The Anorak

Adam Kelly Morton.
No Frills Theatre Company
theSpace @ Surgeons Hall

The Anorak

Adam Kelly Morton’s misguided play The Anorak imagines the post-death monologue of the mass murderer Marc Lepine who in 1989 walked into the Ecole Polytechnique of the University of Montreal with a semi-automatic rifle and a hunting knife determined to kill as many feminists as he could find. And since he seemed to have little idea what a feminist was, he simply killed any woman he encountered.

The first room he entered contained men and women, so he ordered the men out before killing the women. By the end of his journey, he had killed fourteen women and injured ten.

To make this show a very modern, immersive experience, as we arrive (without any prior warning), we are split up according to gender; men are told to sit in the centre while women sit to the side. Most of the time, the Lapine character speaks mainly to the centre but, when it comes to the killings, he directly addresses the women.

I made a point of objecting to the theatre company about this arrangement. Most women have memories of troubling encounters with men. At an event that will echo these encounters, it can be important to sit with someone you trust, not isolated on a row mere feet from someone describing the real-world murder of a woman.

The play begins with the character (or is that the writer?) reproaching us for not wanting to see Lepine “as human or a sympathetic character.” And certainly, he gives us lots of things to sympathise with including a troubled childhood with an abusive father, failure in education, rejection of his application to join the army and so on. Dramatically, much of this felt flat.

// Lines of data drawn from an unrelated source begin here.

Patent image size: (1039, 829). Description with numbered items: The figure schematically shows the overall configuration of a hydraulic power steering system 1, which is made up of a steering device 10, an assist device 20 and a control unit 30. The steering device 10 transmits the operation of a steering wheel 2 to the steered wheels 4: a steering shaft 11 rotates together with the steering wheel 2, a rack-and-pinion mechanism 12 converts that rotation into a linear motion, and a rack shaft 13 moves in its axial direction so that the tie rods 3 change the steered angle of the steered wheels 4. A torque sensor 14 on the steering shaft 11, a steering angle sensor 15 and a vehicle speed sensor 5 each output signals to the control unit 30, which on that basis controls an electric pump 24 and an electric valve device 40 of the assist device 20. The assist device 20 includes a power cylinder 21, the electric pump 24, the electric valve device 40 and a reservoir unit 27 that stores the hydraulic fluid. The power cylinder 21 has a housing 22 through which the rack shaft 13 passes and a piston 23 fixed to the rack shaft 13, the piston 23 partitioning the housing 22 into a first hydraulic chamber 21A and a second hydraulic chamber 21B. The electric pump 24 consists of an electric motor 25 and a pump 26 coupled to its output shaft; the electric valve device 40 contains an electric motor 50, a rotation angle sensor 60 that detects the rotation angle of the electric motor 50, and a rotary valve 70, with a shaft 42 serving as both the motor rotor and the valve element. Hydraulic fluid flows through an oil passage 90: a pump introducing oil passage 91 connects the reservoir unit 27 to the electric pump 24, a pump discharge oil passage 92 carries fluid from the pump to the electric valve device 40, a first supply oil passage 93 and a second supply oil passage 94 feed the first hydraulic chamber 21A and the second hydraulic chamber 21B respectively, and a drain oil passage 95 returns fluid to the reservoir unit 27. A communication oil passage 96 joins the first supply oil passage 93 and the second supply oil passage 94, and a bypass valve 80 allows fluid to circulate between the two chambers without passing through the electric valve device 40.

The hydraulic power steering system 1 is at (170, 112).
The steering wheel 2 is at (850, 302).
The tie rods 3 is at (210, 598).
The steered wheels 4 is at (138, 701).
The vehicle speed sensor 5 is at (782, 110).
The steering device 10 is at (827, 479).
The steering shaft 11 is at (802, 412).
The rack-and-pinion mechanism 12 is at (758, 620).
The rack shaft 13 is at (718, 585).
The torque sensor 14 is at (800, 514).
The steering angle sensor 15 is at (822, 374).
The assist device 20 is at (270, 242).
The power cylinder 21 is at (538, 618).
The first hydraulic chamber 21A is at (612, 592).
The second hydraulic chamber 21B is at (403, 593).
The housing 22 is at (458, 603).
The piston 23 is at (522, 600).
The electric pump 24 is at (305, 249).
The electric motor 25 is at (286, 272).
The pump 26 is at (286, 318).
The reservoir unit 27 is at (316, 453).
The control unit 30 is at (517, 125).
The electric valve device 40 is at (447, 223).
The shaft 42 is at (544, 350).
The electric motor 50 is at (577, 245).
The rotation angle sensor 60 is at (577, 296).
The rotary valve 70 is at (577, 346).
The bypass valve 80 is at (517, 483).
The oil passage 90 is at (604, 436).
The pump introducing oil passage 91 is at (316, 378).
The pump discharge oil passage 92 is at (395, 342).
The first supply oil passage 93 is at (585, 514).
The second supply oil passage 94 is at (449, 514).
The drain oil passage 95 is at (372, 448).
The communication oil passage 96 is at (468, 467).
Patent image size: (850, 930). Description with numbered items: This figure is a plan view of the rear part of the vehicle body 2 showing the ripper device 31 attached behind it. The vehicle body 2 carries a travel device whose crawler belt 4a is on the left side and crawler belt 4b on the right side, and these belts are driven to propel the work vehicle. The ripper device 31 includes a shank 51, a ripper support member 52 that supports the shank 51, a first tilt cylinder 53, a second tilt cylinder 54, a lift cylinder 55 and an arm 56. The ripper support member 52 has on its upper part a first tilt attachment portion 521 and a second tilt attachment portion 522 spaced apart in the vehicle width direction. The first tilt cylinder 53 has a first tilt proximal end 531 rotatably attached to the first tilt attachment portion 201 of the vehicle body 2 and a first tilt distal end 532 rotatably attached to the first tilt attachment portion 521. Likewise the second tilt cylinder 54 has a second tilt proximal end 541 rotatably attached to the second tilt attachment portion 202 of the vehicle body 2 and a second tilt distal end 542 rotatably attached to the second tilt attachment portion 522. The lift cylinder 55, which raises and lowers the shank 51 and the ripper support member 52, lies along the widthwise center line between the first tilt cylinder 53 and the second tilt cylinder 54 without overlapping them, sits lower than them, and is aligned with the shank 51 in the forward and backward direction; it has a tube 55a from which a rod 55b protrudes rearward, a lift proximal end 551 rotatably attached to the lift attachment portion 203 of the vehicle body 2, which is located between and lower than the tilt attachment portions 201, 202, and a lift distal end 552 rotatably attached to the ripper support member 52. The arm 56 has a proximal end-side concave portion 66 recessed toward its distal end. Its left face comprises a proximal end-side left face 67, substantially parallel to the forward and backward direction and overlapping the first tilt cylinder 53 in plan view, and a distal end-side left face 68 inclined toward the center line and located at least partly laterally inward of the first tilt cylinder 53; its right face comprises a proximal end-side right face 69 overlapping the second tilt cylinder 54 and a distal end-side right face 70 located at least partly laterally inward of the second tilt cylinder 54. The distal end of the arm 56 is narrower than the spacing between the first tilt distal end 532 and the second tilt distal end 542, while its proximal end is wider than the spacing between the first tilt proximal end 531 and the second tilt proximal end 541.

One male member of the audience did say he found the character quite sympathetic. I didn’t, but, more importantly, the story gave us no insight or explanation for the one element of this play that made it different from an average monologue about an unhappy person and that was the hatred he had for women.

The actor Finn McGee with hollowed eyes and a resentful look gives an impressive performance as Lepine. He breathes life into the generally fluent monologue.

But the play’s content leads nowhere special except to reinforce that old story of men killing silent women we never meet or know and that simply adds to an unbalanced world that needs to be changed.